The fibrochondrogenesis characterized by dwarfism and other skeletal abnormalities. Affected individuals have the long bones of the arms and unusually short and wide at the ends of legs (described as dumbbell). Other signs of the disease include a narrow chest with wide and short ribs prominent round abdomen, flat vertebrae (platyspondyly), an abnormal curvature of the spine and pelvis bones underdeveloped. People with fibrochondrogenesis also have distinctive facial features. These include prominent eyes, low - set ears, small mouth with a long upper lip, micrognathia, a small nose with a flat nasal bridge and anteverted nares. In addition, those individuals who survive childhood are common vision problems, including severe nearsightedness (high myopia) and cataracts. Most affected individuals also have sensorineural hearing loss due to abnormalities of the inner ear.

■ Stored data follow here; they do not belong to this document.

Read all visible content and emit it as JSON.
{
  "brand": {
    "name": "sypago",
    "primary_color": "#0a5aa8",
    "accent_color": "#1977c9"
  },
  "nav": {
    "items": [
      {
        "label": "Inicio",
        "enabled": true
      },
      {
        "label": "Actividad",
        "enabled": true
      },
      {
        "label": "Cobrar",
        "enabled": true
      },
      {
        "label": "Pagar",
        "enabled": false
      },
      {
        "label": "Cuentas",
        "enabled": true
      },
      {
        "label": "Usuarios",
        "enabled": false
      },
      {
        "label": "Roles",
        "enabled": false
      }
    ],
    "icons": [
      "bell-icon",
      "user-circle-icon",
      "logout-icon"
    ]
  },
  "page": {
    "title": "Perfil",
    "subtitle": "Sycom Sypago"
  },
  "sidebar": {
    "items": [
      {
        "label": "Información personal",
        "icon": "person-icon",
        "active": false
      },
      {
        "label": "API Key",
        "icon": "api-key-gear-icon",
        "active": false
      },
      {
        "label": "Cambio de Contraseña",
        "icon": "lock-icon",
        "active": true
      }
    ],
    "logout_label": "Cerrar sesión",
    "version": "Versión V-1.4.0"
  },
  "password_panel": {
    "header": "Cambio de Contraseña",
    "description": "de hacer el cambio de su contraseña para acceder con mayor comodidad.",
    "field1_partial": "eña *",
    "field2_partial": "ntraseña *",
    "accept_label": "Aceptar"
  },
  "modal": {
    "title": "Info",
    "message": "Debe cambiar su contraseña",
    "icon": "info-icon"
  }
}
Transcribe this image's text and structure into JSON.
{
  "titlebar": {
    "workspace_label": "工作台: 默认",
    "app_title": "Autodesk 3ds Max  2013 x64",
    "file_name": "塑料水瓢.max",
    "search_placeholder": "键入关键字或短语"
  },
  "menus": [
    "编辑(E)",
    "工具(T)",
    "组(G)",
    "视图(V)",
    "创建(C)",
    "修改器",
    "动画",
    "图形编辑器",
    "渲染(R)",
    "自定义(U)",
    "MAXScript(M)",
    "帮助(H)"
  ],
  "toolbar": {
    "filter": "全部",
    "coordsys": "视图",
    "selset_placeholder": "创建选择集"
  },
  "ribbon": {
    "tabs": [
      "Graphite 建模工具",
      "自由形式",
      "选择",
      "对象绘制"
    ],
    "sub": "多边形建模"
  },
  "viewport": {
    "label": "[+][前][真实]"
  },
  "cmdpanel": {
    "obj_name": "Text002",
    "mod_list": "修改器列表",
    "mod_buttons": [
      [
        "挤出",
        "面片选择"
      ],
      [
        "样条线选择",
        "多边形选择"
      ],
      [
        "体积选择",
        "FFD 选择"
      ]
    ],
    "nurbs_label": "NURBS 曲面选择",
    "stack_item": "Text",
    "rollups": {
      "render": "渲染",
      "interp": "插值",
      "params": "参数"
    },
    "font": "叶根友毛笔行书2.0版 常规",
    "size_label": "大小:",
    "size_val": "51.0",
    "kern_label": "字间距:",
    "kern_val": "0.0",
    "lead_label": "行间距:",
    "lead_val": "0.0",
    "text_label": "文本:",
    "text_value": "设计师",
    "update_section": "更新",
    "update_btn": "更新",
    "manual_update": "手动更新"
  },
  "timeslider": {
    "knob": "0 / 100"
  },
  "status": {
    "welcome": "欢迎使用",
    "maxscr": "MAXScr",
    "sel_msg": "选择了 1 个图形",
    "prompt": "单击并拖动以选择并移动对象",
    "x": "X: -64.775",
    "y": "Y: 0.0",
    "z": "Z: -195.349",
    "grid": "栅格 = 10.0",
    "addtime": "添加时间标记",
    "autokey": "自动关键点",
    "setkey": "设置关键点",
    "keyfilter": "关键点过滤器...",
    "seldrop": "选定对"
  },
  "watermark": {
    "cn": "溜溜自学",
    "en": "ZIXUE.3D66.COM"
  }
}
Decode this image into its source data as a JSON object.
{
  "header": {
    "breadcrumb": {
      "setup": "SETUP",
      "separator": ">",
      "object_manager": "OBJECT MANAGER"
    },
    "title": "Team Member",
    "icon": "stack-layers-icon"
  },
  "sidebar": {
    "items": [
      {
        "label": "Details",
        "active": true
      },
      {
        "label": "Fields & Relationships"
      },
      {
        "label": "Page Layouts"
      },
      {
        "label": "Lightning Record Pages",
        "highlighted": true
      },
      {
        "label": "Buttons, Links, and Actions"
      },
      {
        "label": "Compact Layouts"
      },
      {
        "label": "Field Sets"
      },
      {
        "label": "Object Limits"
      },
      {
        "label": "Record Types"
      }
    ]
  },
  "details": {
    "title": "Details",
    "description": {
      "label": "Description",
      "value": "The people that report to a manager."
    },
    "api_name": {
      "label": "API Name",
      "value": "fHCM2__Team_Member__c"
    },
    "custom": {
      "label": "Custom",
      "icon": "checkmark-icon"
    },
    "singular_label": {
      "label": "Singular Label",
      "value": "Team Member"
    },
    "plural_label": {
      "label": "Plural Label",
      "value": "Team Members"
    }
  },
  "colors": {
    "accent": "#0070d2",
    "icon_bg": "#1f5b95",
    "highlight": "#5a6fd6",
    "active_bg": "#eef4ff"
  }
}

This may be due to mutations in the COL11A1 gene, located on the short arm of chromosome 1 (1p21) or COL11A2, located on the short arm of chromosome 6 (6p21.3). These genes encode components (chain pro-alpha 1 and alpha chain pro-2, respectively) of type XI collagen, a complex molecule that structure and strength to connective tissues that support joints and organs of the body. Specifically, the type XI collagen found in cartilage that makes up much of the skeleton in early development. Most cartilage is later converted into bone, except for the cartilage that covers and protects the ends of bones, or which is present in the nose and the outer ear. Collagen type XI is also part of the inner ear, the vitreous and nucleus pulposus.
They have identified at least seven mutations in the gene COL11A1 and two mutations in the gene COL11A2 in people with fibrochondrogenesis. Some cases are due to fibrochondrogenesis combination COL11A1 gene mutations. Specifically, a copy of the gene has a mutation which prevents synthesis of any functional chain pro-alpha 1 (XI), and the other copy has a mutation that results in an abnormal version chain pro-alpha 1 (XI). In at least two cases identified the fibrochondrogenesis is due to combinations COL11A1 gene mutations that inhibit chain coding pro-alpha 1 (XI). COL11A2 gene mutations associated with the development of fibrochondrogenesis result in the synthesis of an abnormal version chain pro-alpha2 (XI). When abnormal pro-alpha1 chain or pro-alpha 2 is incorporated in the collagen molecules, a type XI collagen is created defective. Defective collagen weakens connective tissues affecting bone formation along the skeleton and causing changes in the eye and inner ear leading to impaired vision and hearing.
The fibrochondrogenesis generally inherited in an autosomal recessive pattern, which means that both copies of the gene in every cell must have mutations for alteration is expressed. The parents of an individual with an autosomal recessive disease have a copy of the mutated gene, but usually show no signs and symptoms of the disease. In a few cases reported, parents of children with mild fibrochondrogenesis have shown characteristics that may be related to the disease, including short stature, myopia, cataracts, joint pain and hearing loss. In at least one case of fibrochondrogenesis due to a mutation of COL11A2 gene, the process is inherited in an autosomal dominant pattern, which means that a copy of the altered gene in each cell is sufficient to express the condition. This case was due to a new mutation in the gene that occurred during the formation of reproductive cells in one of the parents of the affected person. There was no history of the disease in the family.
Tests in IVAMI: in IVAMI perform detection of mutations associated with fibrochondrogenesis, by complete PCR amplification of the exons of COL11A1 and COL11A2 genes, respectively, and subsequent sequencing.
Samples recommended: EDTA blood collected for separation of blood leukocytes, or impregnated sample card with dried blood (IVAMI may mail the card to deposit the blood sample).